Automatic Cell Count using Z-stack .oib image file

Hey guys,
I am pretty new to cellprofiler. I have been trying to create a pipeline for automatic cell counts. We use a confocal microscope to take z-stack (3d) images that are saved in an .oib file. Currently we are using three channels (DAPI, Alexa488, Alexa594) so I am trying to separate the individual channels from that one big .oib file and then use “MakeProjection” to create a flattened image of the z-stack per channel.
Then I used the “EnhanceOrSurpress” on the DAPI images so far and they came out pretty good.
The problem I am encountering is when I try to use “IdentifyPrimaryObject” for some reason I cannot get the advanced settings tweaked to pick up anything from my image. Whenever I change it to not use advanced settings it picks up some particles but I would like to use the advanced settings to pick up all of my cells.
Thank you very much for all your help!
Here is my .oib picture that I am trying to work on:

CellCount_Test_pipeline.cpproj (1.0 MB)

Hi @Sunnyschlecht,

From a quick look, it appears that your lower bounds for your thresholds may be set too high and so it’s excluding all staining.

It’s also worth mentioning that with CellProfiler it’s generally best to make the projections in a separate pipeline, since the image won’t be ready for analysis until all images have been processed.

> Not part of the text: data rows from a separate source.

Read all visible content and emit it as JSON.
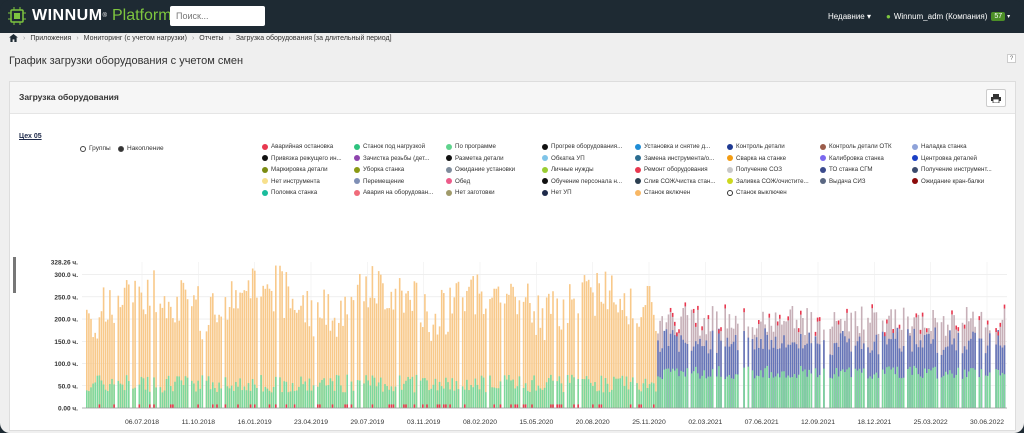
{
  "app": {
    "logo_name": "WINNUM",
    "logo_mark": "®",
    "logo_accent": "Platform",
    "search_placeholder": "Поиск...",
    "recent_label": "Недавние",
    "user_label": "Winnum_adm (Компания)",
    "user_badge": "57"
  },
  "breadcrumb": {
    "items": [
      "Приложения",
      "Мониторинг (с учетом нагрузки)",
      "Отчеты",
      "Загрузка оборудования [за длительный период]"
    ]
  },
  "page": {
    "title": "График загрузки оборудования с учетом смен",
    "help": "?"
  },
  "panel": {
    "title": "Загрузка оборудования",
    "section_link": "Цех 05",
    "mode_groups": "Группы",
    "mode_accum": "Накопление"
  },
  "legend": [
    {
      "label": "Аварийная остановка",
      "color": "#e8384f"
    },
    {
      "label": "Станок под нагрузкой",
      "color": "#2ec27e"
    },
    {
      "label": "По программе",
      "color": "#5fd38d"
    },
    {
      "label": "Прогрев оборудования...",
      "color": "#111111"
    },
    {
      "label": "Установка и снятие д...",
      "color": "#1f8dd6"
    },
    {
      "label": "Контроль детали",
      "color": "#1f3a93"
    },
    {
      "label": "Контроль детали ОТК",
      "color": "#9b5c4a"
    },
    {
      "label": "Наладка станка",
      "color": "#8fa3d9"
    },
    {
      "label": "Привязка режущего ин...",
      "color": "#111111"
    },
    {
      "label": "Зачистка резьбы (дет...",
      "color": "#8e44ad"
    },
    {
      "label": "Разметка детали",
      "color": "#111111"
    },
    {
      "label": "Обкатка УП",
      "color": "#7fc4e8"
    },
    {
      "label": "Замена инструмента/о...",
      "color": "#2b6c8f"
    },
    {
      "label": "Сварка на станке",
      "color": "#f39c12"
    },
    {
      "label": "Калибровка станка",
      "color": "#7b68ee"
    },
    {
      "label": "Центровка деталей",
      "color": "#1a3fc4"
    },
    {
      "label": "Маркировка детали",
      "color": "#7a8b12"
    },
    {
      "label": "Уборка станка",
      "color": "#8a9a14"
    },
    {
      "label": "Ожидание установки",
      "color": "#7f8c9c"
    },
    {
      "label": "Личные нужды",
      "color": "#9acd32"
    },
    {
      "label": "Ремонт оборудования",
      "color": "#e8384f"
    },
    {
      "label": "Получение СОЗ",
      "color": "#c8c8c8"
    },
    {
      "label": "ТО станка СГМ",
      "color": "#3b4a8c"
    },
    {
      "label": "Получение инструмент...",
      "color": "#3b4a6c"
    },
    {
      "label": "Нет инструмента",
      "color": "#f7e08c"
    },
    {
      "label": "Перемещение",
      "color": "#7f8fb5"
    },
    {
      "label": "Обед",
      "color": "#ec5b8a"
    },
    {
      "label": "Обучение персонала н...",
      "color": "#111111"
    },
    {
      "label": "Слив СОЖ/чистка стан...",
      "color": "#2c3e50"
    },
    {
      "label": "Заливка СОЖ/очистите...",
      "color": "#cdd81f"
    },
    {
      "label": "Выдача СИЗ",
      "color": "#5a6782"
    },
    {
      "label": "Ожидание кран-балки",
      "color": "#8b0a0a"
    },
    {
      "label": "Поломка станка",
      "color": "#1abc9c"
    },
    {
      "label": "Авария на оборудован...",
      "color": "#f06b7a"
    },
    {
      "label": "Нет заготовки",
      "color": "#a09a6a"
    },
    {
      "label": "Нет УП",
      "color": "#1e2a4a"
    },
    {
      "label": "Станок включен",
      "color": "#f8b764"
    },
    {
      "label": "Станок выключен",
      "color": "#ffffff",
      "hollow": true
    }
  ],
  "chart_data": {
    "type": "bar",
    "ylim": [
      0,
      328.26
    ],
    "yticks": [
      "0.00 ч.",
      "50.0 ч.",
      "100.0 ч.",
      "150.0 ч.",
      "200.0 ч.",
      "250.0 ч.",
      "300.0 ч."
    ],
    "ymax_label": "328.26 ч.",
    "xticks": [
      "06.07.2018",
      "11.10.2018",
      "16.01.2019",
      "23.04.2019",
      "29.07.2019",
      "03.11.2019",
      "08.02.2020",
      "15.05.2020",
      "20.08.2020",
      "25.11.2020",
      "02.03.2021",
      "07.06.2021",
      "12.09.2021",
      "18.12.2021",
      "25.03.2022",
      "30.06.2022"
    ],
    "phase1_range": [
      0,
      0.62
    ],
    "phase1_total": 240,
    "phase1_green": 55,
    "phase2_total": 195,
    "phase2_green": 80,
    "phase2_blue": 70,
    "phase1_color": "#f8c98a",
    "green_color": "#7dd89c",
    "blue_color": "#6575b8",
    "red_color": "#e8384f"
  }
}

Per the help dialog for the MakeProjection module:

Keep in mind that the projection image is not immediately available in subsequent modules because the output of this module is not complete until all image processing cycles have completed. Therefore, the projection should be created with a separate pipeline from your analysis pipeline.

Generally, we’d approach this by running the MakeProjection module and then SaveImages to write that projection into a file. Those projected images can then be used in an analysis pipeline.

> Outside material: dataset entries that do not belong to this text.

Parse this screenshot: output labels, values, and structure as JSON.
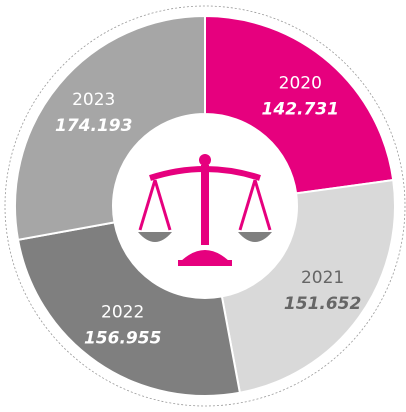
{
  "chart_data": {
    "type": "donut",
    "categories": [
      "2020",
      "2021",
      "2022",
      "2023"
    ],
    "values": [
      142731,
      151652,
      156955,
      174193
    ],
    "value_labels": [
      "142.731",
      "151.652",
      "156.955",
      "174.193"
    ],
    "colors": [
      "#e6007e",
      "#d9d9d9",
      "#7f7f7f",
      "#a6a6a6"
    ],
    "label_colors": [
      "#ffffff",
      "#666666",
      "#ffffff",
      "#ffffff"
    ]
  }
}
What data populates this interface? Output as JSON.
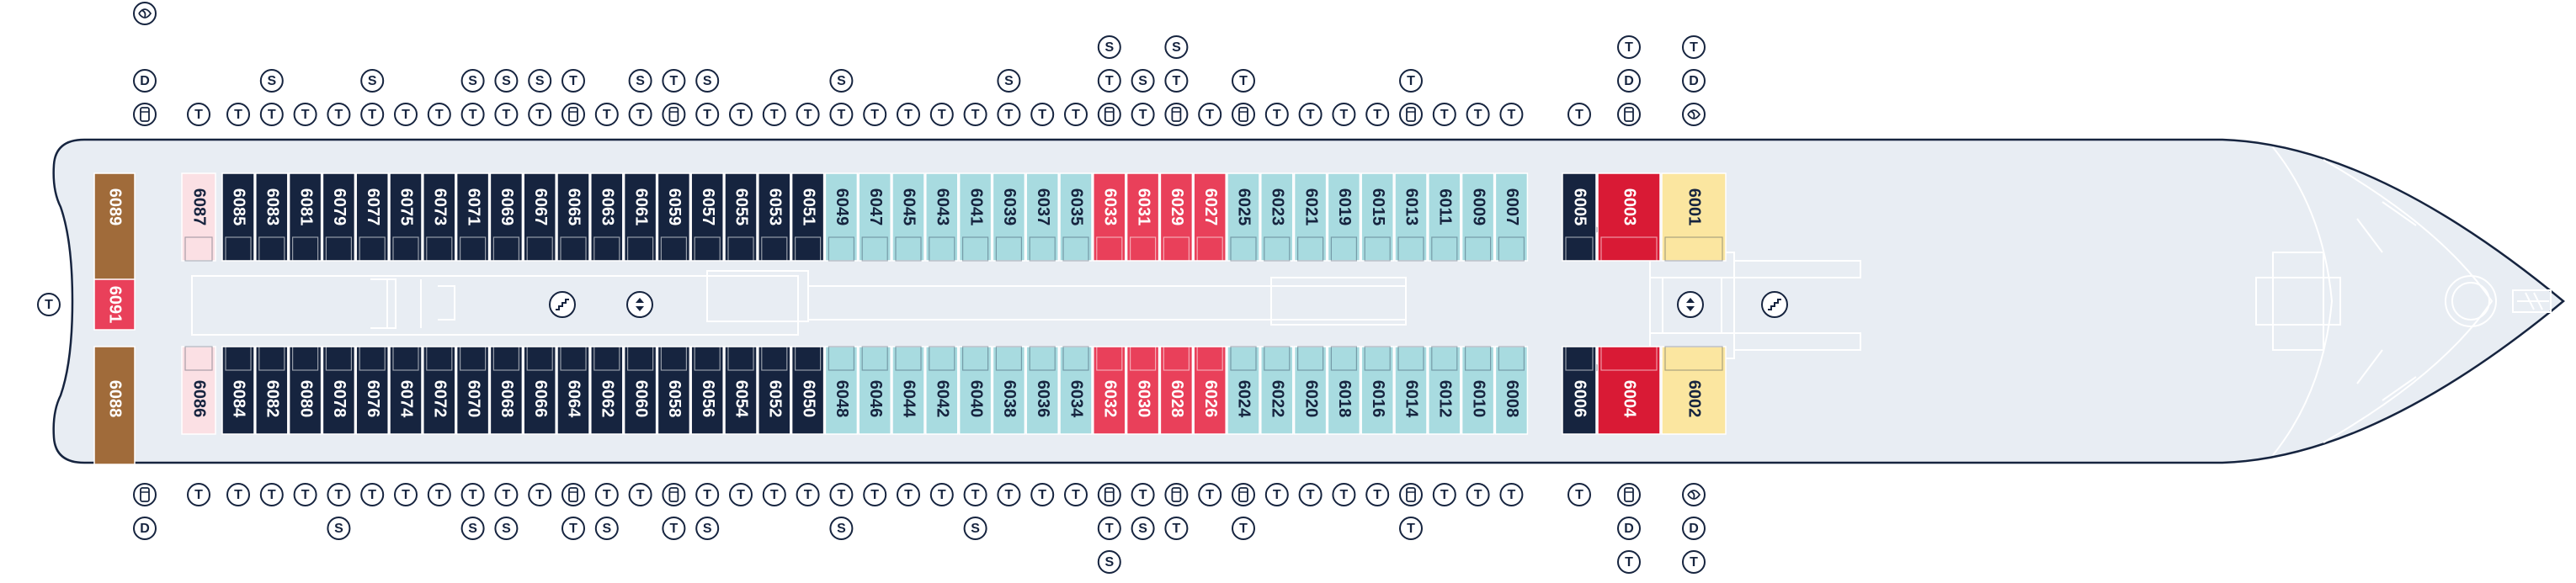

As you have a lot of slices with minimal data, you may also want to use maximum intensity for your projections rather than average. This may allow you to detect cells without needing an Enhance step.

Hope that helps

1 Like

Hello @DStirling

Thank you very much for your help. That really makes a lot of sense. What would you recommend then? Should I process the individual channels with “MakeProjections”, save them and put them into a new pipeline to analyze the z-stack?
What would you recommend for the lower bounds to be? Should i measure the length of my average cell diameter?
Thank you for all your help. I will try to make a separate analysis pipeline now!

Yup, the easiest solution would be to adapt your current pipeline (which has names and groups set up) to make projections for each channel and then save each projection for use in a new pipeline.

What would you recommend for the lower bounds to be? Should i measure the length of my average cell diameter?

Threshold bounds should be determined by looking at the intensity of the image itself. Without the projection on hand it’s hard to guess, but if you open such an image in a window in CellProfiler you can hover over a pixel to get it’s intensity value. Threshold boundaries are most useful in situations where some of your images may be blank, as this will then prevent automatic thresholding from trying to find something to detect and pulling out nothing but noise. Generally I’d place the minimum just above the normal range of background intensity that you don’t want to detect.

Measuring cell length is useful for setting the object size filters, and there’s a measurement tool for doing so in the tools menu of image preview windows.

Thank you very much for your fast reply again. I managed to create separate pipelines. One that just does MakeProjections and saves the images as a tiff.
I changed the analysis pipeline to fit the three channels for the image and it seems to be working better at least for DAPI.
I am still having a little bit of trouble trying to make cellprofiler distinguish between clumps of cells that are very close to each other. I can see in the outline of the IdentifyPrimaryObjects, that it separates the cells very good, however in the actual counting window (where it shows colored circular dots for each cell) it doesn’t distinguish it very well. Any idea how I can fix that?
Also, when I am adding my second channel (Alexa488, since 594 has no cells in this picture) cellprofiler has a hard time distinguishing what cells are since some of the cells look more like speckles and are not brightly labeled. I can see the outlines of my cells in purple, which means that cellprofiler is excluding them, but i cannot get to tweak my settings right for it to pick up all the cells. I got it to the point where my cells show the purple outline but everything else that I am trying just makes the borders of my cells worse.
Thank you so much for your help!
Greatly appreciated!

CellCount_Test_pipeline_NEW.cpproj (808.7 KB)

It’s not entirely clear to me what the problem in the screenshot is. There appears to be a lot of noise on the image and only a few cells. I’m not sure how large a cell is here, but you may want to tweak the declumping settings further, particularly disabling the “remove holes” option before attempting to declump.

Regarding the outlines, those cells highlighted in blue/purple are being discarded for being outside the size filter you’ve set in ‘expected diameter’. You can disable that exclusion in the module settings or refine the limits/threshold to get them to be a more appropriate size.

When working with multiple stains it’s generally best to identify the objects with one wavelength, then use that segmentation to measure staining in other wavelengths. Do you absolutely need to detect them in both wavelengths separately?